Client does not resume download and hangs indefinitely when server connection is severed

Hey,

We have a setup with 3 devices, all running Mender client (v5.0.1) for OTA updates. Two of the devices have direct uplinks to internet, whereas internet requests from the third device are proxied through the other devices with net.ipv4.ip_forward = 1.

We are attempting to install the OS on all devices at the same time, but are running into issues where in some scenarios the OS install stalls on the third device when downloading the artifact. This happens when the first two devices manages to download and eventually reboot while the third is downloading the artifact.

Ideally we would like the download to resume on the third device once the connection to internet can be reestablished. This seems to be supported by the mender-client, as it uses Range reads and will retry failed reads.

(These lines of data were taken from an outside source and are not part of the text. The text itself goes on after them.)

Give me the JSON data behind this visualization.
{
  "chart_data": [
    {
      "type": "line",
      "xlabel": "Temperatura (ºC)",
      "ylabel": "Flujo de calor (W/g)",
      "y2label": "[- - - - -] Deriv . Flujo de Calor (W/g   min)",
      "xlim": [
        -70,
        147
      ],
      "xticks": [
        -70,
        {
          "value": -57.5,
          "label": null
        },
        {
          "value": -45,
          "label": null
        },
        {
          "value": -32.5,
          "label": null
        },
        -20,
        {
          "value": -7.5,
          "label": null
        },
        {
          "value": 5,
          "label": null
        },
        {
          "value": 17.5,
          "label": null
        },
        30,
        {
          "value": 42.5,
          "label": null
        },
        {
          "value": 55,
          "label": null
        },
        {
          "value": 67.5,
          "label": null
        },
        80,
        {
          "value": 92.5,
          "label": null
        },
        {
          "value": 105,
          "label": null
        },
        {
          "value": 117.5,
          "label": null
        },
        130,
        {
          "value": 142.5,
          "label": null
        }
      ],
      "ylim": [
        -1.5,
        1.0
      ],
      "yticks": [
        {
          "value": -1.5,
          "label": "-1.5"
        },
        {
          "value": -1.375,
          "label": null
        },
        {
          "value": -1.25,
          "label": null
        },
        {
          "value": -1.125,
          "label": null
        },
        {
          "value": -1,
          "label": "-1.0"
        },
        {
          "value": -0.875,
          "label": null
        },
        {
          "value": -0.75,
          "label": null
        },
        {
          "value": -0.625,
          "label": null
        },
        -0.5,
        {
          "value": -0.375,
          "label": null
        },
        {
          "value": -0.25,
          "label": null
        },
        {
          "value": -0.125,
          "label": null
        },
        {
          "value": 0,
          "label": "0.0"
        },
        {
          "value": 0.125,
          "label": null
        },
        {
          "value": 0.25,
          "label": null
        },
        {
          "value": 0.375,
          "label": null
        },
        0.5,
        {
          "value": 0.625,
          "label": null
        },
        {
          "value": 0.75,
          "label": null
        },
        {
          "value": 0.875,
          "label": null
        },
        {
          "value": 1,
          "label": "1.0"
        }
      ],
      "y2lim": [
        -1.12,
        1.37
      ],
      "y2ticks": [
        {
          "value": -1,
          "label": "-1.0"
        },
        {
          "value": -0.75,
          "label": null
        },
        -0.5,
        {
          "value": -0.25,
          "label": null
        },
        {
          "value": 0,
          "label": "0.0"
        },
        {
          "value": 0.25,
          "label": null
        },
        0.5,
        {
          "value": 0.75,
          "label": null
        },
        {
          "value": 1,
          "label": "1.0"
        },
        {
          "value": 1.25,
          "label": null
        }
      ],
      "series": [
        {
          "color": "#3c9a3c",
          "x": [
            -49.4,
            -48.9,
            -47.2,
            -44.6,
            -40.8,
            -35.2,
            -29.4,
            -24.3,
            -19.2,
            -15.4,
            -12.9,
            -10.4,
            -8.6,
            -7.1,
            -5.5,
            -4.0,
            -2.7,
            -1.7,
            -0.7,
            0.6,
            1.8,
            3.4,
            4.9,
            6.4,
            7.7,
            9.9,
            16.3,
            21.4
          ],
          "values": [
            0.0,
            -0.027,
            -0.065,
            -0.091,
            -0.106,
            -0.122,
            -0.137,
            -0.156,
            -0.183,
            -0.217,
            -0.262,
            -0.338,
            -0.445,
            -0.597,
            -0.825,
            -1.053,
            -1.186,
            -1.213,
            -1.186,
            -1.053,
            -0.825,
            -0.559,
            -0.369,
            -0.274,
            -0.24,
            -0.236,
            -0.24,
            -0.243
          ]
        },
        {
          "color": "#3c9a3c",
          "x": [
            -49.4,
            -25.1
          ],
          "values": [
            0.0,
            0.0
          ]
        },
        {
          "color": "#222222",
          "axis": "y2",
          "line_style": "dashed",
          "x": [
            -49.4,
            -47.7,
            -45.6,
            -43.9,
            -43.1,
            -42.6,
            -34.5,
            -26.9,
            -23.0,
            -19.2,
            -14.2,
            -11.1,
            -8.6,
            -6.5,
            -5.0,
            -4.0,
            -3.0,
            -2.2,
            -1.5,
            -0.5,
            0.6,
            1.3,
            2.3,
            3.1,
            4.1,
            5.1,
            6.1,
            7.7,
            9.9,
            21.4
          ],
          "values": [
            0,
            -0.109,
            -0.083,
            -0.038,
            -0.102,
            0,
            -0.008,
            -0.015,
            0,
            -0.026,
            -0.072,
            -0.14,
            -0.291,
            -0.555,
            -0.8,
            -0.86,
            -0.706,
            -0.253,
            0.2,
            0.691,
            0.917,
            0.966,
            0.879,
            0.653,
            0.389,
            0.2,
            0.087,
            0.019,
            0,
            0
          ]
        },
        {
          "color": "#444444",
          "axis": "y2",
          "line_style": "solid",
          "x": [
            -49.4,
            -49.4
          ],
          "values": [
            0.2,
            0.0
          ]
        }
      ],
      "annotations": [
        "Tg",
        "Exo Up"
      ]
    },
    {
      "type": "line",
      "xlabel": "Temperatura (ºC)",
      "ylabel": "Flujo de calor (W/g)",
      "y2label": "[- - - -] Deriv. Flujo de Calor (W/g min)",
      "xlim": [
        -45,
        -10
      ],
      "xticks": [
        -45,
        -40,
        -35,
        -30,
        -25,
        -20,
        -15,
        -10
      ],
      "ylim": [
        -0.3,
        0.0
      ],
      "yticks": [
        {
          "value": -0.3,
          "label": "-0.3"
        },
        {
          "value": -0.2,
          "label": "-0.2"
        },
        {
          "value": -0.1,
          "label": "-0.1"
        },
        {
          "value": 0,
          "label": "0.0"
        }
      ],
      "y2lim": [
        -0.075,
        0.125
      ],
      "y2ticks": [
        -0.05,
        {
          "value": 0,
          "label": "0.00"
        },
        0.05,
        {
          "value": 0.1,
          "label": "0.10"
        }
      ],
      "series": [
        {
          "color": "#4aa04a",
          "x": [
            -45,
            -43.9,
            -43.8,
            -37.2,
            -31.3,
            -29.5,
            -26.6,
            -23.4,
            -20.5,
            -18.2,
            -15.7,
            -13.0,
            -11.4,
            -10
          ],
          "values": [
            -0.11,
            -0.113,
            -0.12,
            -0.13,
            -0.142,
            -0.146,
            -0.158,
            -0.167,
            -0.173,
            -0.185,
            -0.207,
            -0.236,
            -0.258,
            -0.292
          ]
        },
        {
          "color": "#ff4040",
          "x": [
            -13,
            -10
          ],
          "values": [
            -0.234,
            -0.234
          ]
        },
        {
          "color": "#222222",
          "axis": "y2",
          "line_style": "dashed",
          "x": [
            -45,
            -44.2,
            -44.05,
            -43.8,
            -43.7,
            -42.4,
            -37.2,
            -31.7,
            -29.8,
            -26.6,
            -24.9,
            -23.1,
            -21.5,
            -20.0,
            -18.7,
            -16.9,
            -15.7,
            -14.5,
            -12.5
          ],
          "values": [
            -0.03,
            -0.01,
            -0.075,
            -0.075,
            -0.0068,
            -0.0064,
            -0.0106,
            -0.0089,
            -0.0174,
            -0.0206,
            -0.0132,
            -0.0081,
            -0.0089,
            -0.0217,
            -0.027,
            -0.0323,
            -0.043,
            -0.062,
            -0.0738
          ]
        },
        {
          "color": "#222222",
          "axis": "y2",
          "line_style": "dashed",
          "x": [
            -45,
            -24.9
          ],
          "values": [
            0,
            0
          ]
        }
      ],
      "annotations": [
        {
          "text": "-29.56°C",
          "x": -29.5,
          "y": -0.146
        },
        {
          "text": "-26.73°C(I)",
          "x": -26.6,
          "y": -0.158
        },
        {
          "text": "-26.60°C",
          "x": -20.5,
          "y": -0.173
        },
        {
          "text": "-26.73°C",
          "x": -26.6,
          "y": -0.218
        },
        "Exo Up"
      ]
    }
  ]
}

However, in our case the read never fails (ie. the TCP connection is still considered established), and the download client stalls indefinitely.

We’ve managed to get this working by configuring tcp_keepalive on the third device to much more aggressive values:

net.ipv4.tcp_keepalive_time = 60     # 1 minute
net.ipv4.tcp_keepalive_intvl = 75         
net.ipv4.tcp_keepalive_probes = 9

With these settings the mender-client will “realize” that the connection has been severed, and then attempt to resume the download, which eventually leads to the OS install being successful.

However, configuring this on the host means all TCP connections will use these settings, which we expect will lead to other issues down the line.


Is it possible to configure the TCP keepalive options on the individual socket in mender-client today (or is it something you would consider adding)?

Alternatively, if you have another suggestion on how to handle this scenario, that would be welcome too!

1 Like

Hi @ericwenn,

As far as I can tell, there is no direct way to tune these settings, you’d have to take a dive into the code. The recommended way is to use the Mender Gateway for such, as its meant to do exactly that (and more, like caching).

Greetz,
Josef

Thanks, I haven’t seen Mender Gateway before!

We are currently not on the enterprise, and as such can not use Mender Gateway, but reading through the linked page I saw

Devices in a System usually require coordination during the update process.

however I don’t see anything else in the documentation indicating how this is done with Mender Gateway. Coordinating the update process (such that not all devices start at the same time) is also something we could consider, but ideally we would not like to build it on top of Mender ourselves.

Is there anything in Mender Gateway that implements such functionality?


If we end up trying to patch mender-client source, would this be a welcome change upstream in Mender, or would we have to carry this patch ourselves in our Yocto build?

Thanks in advance, and happy easter!